L
a lecture d'un journal découvert sur le corps d'un commissaire politique de l'Armée Rouge, le Comte Gabriel Lazarev, révèle sa vie tourmentée, du Saint-Pétersbourg pré-révolutionnaire de 1897 à la guerre civile contre les Armées Blanches de 1919. Le héros du récit, un narodniki aristocrate condamné pour terrorisme, connaîtra les affres du bagne sibérien et les déchirements des amours contrariées. Ces registres historiques et sentimentaux s'entremêleront tel le fil des Parques pour se dénouer au final dans le sang.
Fidèle à son habitude, Micheluzzi interpelle son lecteur en usant de récitatifs qui sont autant d'interrogations existentielles. Tout est dit dans l'avant-propos : "On parle des autres mais on ne fait que parler de soi"
La fascination de l'auteur pour la geste héroïque et misérable des conflits du vingtième siècle éclate ici à grand renfort d'actions dramatiques et de sentiments bafoués. Evasions, retrouvailles et séparations, les coups de théâtre se succèdent, et renvoient, par leur alternance de rythmes linéaires puis accélérés, au Docteur Jivago de Boris Pasternak, au Raspoutine de Hugo Pratt et à L'Homme de Pskov de Guido Crepax. Toutes ces publications antérieures (Sibérie est paru en 1989 dans la revue Corto Maltese, album Casterman 1991) nourrissent la narration et le graphisme de Micheluzzi. La finesse et l'élégance de son trait tempèrent la brutalité du récit. Il manie les codes de la bande dessinée d'aventure avec brio, jusqu'à inventer des onomatopées d'une criante vérité, à l'exemple de la vapeur d'une locomotive à l'arrêt qui fait Tunf-Tunf et Chouf-Chouf en marche. Une bande-son d'une justesse absolue qui dynamise le sage classicisme des découpages. Les dialogues, souvent poignants, animent le moindre protagoniste d'une touche d'authenticité.

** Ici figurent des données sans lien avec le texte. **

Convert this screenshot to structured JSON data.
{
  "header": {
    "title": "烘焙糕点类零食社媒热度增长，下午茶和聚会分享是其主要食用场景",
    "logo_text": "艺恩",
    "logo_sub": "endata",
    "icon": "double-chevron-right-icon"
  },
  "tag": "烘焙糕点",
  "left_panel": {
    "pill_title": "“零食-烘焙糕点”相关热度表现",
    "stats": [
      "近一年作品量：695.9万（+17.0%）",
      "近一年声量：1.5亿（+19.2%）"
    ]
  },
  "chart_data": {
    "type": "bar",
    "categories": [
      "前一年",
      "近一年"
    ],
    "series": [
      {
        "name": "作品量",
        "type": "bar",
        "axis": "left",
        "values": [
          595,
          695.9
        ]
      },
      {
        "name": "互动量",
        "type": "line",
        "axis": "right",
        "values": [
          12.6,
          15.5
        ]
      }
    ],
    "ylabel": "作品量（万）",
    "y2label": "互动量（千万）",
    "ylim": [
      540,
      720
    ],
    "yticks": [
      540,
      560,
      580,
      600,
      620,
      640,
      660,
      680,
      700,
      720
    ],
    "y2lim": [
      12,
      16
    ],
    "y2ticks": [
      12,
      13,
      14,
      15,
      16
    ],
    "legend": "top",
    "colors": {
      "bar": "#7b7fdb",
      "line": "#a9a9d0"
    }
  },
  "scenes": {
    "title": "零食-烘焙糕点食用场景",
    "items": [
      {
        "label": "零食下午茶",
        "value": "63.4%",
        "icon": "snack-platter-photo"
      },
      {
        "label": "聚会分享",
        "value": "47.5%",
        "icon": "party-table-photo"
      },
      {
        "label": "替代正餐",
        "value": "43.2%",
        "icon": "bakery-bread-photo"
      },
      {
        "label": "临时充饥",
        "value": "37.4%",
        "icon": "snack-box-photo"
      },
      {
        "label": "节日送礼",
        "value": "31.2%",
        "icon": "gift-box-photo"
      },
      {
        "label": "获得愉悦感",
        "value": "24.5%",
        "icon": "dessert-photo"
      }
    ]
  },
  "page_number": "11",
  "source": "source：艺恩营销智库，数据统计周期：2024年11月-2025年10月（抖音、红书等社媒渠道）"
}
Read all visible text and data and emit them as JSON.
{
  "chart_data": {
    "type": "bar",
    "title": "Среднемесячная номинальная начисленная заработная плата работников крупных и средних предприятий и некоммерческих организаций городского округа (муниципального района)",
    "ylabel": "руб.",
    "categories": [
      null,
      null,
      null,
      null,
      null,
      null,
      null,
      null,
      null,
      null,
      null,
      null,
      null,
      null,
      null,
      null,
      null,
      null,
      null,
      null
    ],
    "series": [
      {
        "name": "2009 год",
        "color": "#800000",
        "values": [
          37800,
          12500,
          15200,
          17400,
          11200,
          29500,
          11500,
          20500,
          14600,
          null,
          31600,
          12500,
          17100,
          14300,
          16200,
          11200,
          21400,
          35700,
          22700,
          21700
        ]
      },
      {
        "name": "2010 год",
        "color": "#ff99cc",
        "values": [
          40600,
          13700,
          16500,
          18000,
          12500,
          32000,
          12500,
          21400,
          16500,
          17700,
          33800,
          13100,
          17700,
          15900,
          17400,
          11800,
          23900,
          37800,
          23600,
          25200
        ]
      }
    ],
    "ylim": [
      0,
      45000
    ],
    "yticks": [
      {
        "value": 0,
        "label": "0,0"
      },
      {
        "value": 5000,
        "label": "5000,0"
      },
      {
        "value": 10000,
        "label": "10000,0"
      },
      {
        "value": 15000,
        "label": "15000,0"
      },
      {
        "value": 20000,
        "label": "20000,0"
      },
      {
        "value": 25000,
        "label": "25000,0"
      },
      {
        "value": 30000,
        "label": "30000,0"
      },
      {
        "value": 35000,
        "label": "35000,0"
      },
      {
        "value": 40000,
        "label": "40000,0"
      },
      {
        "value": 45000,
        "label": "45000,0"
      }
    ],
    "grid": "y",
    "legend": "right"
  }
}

Si d'emblée nous connaissons le sort du Comte Lazarev, Micheluzzi ménage des rebondissements constants et mène son lecteur au rendez-vous ultime en préservant malgré tout une part de suspense. Le choix du noir et blanc densifie l'arrière-plan historique et donne sa vraie couleur au pessimisme ambiant. Oui, cette histoire glacée comme le cœur du héros inconstant est bien une tragédie.